Prime Minister faces calls to apologise after heated Parliament clash over Hansard
A sharp disagreement in Jamaica's Parliament yesterday has renewed pressure on the prime minister to apologise for his role in an unruly exchange on the floor.
At least one media house and posts on social media have focused on claims that the prime minister called an opposition member a bully. Accounts from people who were in the chamber describe a different starting point. They say the trouble began when the prime minister told a member on the opposition side to shut up—not once, but twice.
The confrontation unfolded while the member was addressing a question linked to Hansard, the official record of parliamentary proceedings. Hansard had been asked to confirm what was said earlier in the same sitting, which was already at the centre of a dispute between both sides.

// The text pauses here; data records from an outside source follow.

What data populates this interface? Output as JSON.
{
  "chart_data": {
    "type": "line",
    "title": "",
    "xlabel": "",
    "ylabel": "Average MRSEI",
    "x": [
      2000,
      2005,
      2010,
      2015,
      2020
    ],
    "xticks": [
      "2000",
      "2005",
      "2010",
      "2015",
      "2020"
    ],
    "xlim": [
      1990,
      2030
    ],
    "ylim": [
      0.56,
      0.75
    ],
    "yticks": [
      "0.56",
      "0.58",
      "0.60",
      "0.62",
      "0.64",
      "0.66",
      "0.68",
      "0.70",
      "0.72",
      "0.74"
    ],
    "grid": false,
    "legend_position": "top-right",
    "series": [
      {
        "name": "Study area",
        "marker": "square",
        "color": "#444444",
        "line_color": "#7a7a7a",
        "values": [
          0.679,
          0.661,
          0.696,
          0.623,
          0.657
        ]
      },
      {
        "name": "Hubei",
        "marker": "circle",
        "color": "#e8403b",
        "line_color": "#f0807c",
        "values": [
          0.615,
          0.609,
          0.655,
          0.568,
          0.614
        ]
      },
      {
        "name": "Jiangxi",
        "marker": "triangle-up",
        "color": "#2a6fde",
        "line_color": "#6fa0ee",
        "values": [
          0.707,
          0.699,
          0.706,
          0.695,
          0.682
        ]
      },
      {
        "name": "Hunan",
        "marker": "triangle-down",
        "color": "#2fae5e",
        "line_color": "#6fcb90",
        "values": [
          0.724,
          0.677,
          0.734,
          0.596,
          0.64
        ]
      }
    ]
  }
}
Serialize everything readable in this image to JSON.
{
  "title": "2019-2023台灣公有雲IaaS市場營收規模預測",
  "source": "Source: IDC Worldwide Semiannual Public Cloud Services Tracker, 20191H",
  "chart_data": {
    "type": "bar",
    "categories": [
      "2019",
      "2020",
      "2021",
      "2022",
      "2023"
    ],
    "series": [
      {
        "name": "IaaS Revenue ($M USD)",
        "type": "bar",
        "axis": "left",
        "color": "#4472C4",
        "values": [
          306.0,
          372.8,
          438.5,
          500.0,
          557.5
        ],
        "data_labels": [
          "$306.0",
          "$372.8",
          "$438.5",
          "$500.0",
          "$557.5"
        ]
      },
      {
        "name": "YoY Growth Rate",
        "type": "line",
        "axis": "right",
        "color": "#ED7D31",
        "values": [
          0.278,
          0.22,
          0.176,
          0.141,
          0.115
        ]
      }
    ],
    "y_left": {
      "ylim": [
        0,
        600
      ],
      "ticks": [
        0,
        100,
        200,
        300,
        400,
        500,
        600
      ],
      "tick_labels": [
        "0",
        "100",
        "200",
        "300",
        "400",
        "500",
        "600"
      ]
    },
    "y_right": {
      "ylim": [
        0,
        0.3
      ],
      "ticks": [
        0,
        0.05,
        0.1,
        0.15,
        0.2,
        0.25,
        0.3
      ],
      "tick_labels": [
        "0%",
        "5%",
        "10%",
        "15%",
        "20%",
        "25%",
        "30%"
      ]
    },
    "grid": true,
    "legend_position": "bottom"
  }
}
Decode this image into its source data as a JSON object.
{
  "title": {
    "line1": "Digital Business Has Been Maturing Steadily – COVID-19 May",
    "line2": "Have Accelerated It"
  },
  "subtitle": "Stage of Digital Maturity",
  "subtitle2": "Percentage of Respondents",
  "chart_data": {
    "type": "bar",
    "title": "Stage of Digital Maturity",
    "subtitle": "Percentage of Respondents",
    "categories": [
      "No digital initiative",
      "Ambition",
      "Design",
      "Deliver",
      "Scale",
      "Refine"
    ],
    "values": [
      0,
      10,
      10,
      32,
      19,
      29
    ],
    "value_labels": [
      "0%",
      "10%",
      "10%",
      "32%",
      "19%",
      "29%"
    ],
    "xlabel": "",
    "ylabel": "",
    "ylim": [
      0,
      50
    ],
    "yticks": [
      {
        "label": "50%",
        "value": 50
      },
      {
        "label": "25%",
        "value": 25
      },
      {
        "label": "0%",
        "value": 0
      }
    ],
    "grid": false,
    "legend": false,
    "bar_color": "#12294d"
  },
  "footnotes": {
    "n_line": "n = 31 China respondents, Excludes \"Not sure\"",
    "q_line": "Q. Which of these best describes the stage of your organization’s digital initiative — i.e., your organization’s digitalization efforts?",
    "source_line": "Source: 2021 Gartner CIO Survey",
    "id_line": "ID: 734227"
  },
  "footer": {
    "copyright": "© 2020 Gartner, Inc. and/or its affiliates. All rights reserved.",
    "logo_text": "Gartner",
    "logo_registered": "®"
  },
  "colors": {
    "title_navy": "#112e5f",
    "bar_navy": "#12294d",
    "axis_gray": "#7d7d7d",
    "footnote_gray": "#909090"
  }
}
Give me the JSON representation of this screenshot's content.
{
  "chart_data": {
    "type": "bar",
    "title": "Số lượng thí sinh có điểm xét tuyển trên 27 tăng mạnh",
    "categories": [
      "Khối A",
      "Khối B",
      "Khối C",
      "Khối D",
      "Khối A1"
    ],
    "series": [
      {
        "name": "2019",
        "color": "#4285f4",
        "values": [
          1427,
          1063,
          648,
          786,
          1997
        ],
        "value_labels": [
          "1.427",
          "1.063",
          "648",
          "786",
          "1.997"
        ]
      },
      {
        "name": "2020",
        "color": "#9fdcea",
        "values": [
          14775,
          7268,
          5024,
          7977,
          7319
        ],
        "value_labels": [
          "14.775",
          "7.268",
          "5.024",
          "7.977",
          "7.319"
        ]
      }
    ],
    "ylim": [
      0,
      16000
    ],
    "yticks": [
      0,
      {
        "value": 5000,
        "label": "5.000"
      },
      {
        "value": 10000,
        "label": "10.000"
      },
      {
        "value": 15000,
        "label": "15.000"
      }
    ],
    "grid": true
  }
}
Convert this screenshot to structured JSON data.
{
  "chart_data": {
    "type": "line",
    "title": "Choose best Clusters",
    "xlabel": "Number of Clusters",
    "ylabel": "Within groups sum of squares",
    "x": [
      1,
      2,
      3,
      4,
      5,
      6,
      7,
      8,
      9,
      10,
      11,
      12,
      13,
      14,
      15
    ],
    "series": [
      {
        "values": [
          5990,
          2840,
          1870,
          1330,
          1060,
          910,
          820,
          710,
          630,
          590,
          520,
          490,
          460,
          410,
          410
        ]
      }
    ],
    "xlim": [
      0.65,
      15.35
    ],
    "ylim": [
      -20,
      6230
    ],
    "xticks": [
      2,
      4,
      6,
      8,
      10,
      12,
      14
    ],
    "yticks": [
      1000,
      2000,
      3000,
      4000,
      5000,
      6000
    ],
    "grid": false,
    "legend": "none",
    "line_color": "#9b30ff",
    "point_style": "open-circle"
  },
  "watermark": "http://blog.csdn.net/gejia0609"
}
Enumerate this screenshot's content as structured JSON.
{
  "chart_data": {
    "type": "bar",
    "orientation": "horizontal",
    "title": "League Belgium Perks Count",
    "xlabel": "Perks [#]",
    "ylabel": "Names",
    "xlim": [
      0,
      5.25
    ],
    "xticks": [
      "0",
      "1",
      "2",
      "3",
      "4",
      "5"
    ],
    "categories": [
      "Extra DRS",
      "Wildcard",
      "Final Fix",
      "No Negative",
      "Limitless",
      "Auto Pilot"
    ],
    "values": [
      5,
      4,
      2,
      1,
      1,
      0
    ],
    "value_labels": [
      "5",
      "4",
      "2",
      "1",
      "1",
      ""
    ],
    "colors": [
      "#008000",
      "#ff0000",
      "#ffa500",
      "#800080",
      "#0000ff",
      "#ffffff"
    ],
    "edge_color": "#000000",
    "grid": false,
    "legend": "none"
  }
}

When the member responded, "What did you say?" the prime minister repeated the instruction to shut up. Those two remarks, described as unparliamentary, are said to have opened a back-and-forth that grew into the wider squabble now being reported.
Critics argue the coverage has not been fair or balanced. They say it was unseemly for the head of government to be drawn into that kind of clash, particularly after language they believe he initiated. The exchange became heated enough that the Speaker suspended the sitting for a period to allow tempers to cool.
The call for accountability surfaced again this morning. Those raising the issue maintain the prime minister should do the right thing and apologise to Parliament for kicking off the series of engagements that disrupted yesterday's proceedings.